In the apparatus for removing water from the sludge, the sludge drying apparatus has three stages: a first drying furnace 10 at the top and a second drying furnace 20 located at the bottom thereof and a third drying furnace 30 at the bottom thereof. The sludge drying apparatus, characterized in that the input and discharge of the sludge is made in a continuous process. The method of claim 1 The sludge drying furnaces 10, 20, 30 have inner cylinders 12, 22, 32 and inner cylinders 14, 24 that form steam passages 13, 23, 33 inside the outer cylinders 12, 22, 32. , 34), and through the outer cylinders (12, 22, 32) and the steam flow paths (13, 23, 33) are in communication with the inner cylinders (14, 24, 34) and the inlet (lower) for injecting sludge ( 11, 19, 29 and blades 16, 26, 36 having scrapers 17, 27, 37 connected to ends of the rotating shafts 15, 25, 35 passing through the centers of the inner cylinders 14, 24, 34. The sludge drying apparatus, characterized in that the plurality of attachment and the discharge port 31 is formed in the opposite position of the discharge port (29).

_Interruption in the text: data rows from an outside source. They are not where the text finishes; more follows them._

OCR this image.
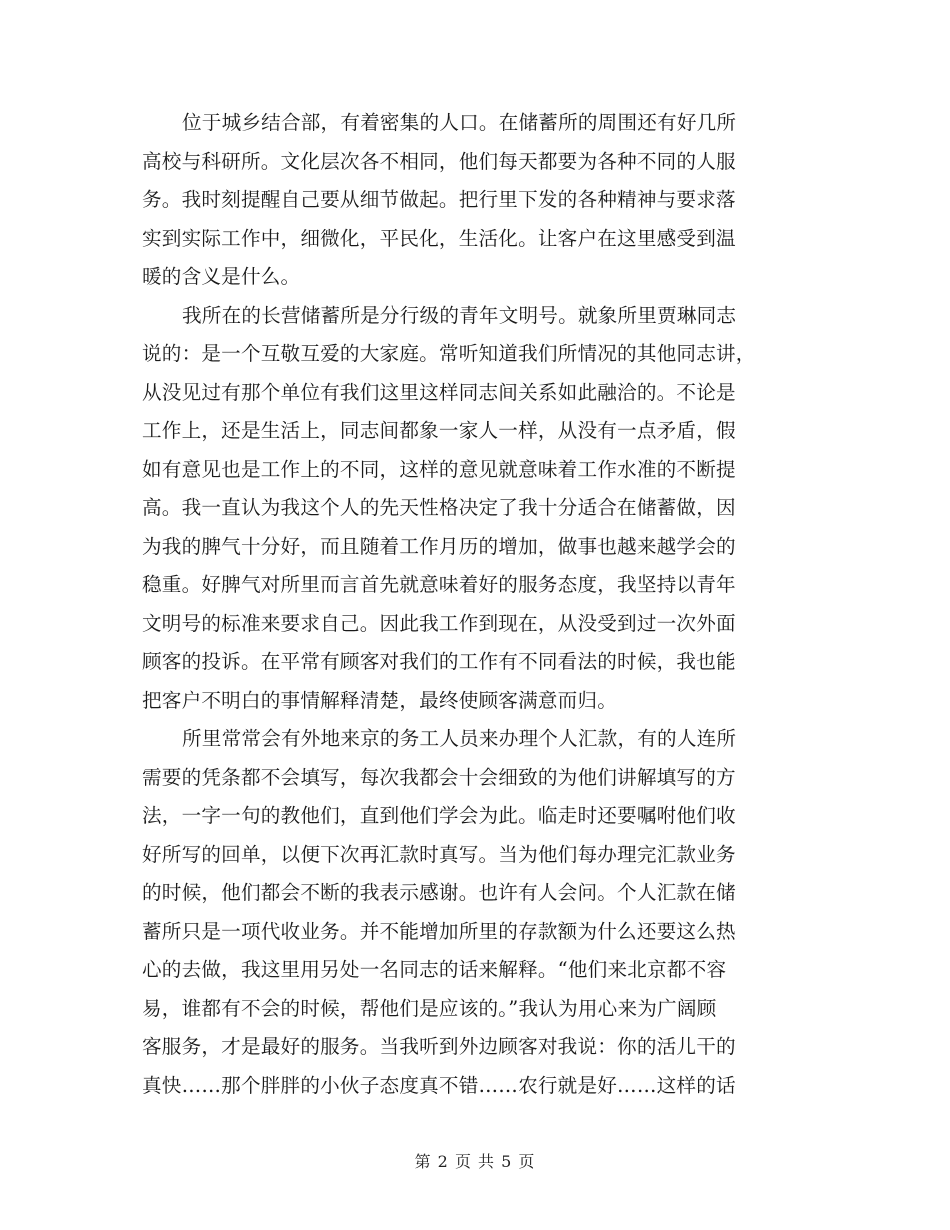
位于城乡结合部，有着密集的人口。在储蓄所的周围还有好几所
高校与科研所。文化层次各不相同，他们每天都要为各种不同的人服
务。我时刻提醒自己要从细节做起。把行里下发的各种精神与要求落
实到实际工作中，细微化，平民化，生活化。让客户在这里感受到温
暖的含义是什么。
我所在的长营储蓄所是分行级的青年文明号。就象所里贾琳同志
说的：是一个互敬互爱的大家庭。常听知道我们所情况的其他同志讲，
从没见过有那个单位有我们这里这样同志间关系如此融洽的。不论是
工作上，还是生活上，同志间都象一家人一样，从没有一点矛盾，假
如有意见也是工作上的不同，这样的意见就意味着工作水准的不断提
高。我一直认为我这个人的先天性格决定了我十分适合在储蓄做，因
为我的脾气十分好，而且随着工作月历的增加，做事也越来越学会的
稳重。好脾气对所里而言首先就意味着好的服务态度，我坚持以青年
文明号的标准来要求自己。因此我工作到现在，从没受到过一次外面
顾客的投诉。在平常有顾客对我们的工作有不同看法的时候，我也能
把客户不明白的事情解释清楚，最终使顾客满意而归。
所里常常会有外地来京的务工人员来办理个人汇款，有的人连所
需要的凭条都不会填写，每次我都会十会细致的为他们讲解填写的方
法，一字一句的教他们，直到他们学会为此。临走时还要嘱咐他们收
好所写的回单，以便下次再汇款时真写。当为他们每办理完汇款业务
的时候，他们都会不断的我表示感谢。也许有人会问。个人汇款在储
蓄所只是一项代收业务。并不能增加所里的存款额为什么还要这么热
心的去做，我这里用另处一名同志的话来解释。“他们来北京都不容
易，谁都有不会的时候，帮他们是应该的。”我认为用心来为广阔顾
客服务，才是最好的服务。当我听到外边顾客对我说：你的活儿干的
真快……那个胖胖的小伙子态度真不错……农行就是好……这样的话
第 2 页 共 5 页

The method of claim 1 The forward rotation reverse rotation period of the rotation shaft 15 of the first drying furnace 10 is 15-30 minutes, the forward rotation reverse rotation cycle of the rotation shaft 25 of the second drying furnace 20 is 3-10 minutes , The sludge drying apparatus, characterized in that the forward rotation period of the reverse rotation of the rotary shaft 35 of the third drying furnace 30 is operated for 3-10 minutes, 15-30 minutes, respectively. The method of claim 1 Sludge drying apparatus, characterized in that the blade (16, 26, 36) has a pair of blades (16A) spaced a predetermined distance to promote the mixing of the sludge. The method of claim 1 The scraper (17, 27, 37) has a certain angle of inclination with respect to the surface of the inner cylinder so that the sludge is automatically transferred by the angle of the scraper (17, 27 37) by the rotation of the scraper (17, 27, 37) Sludge drying equipment.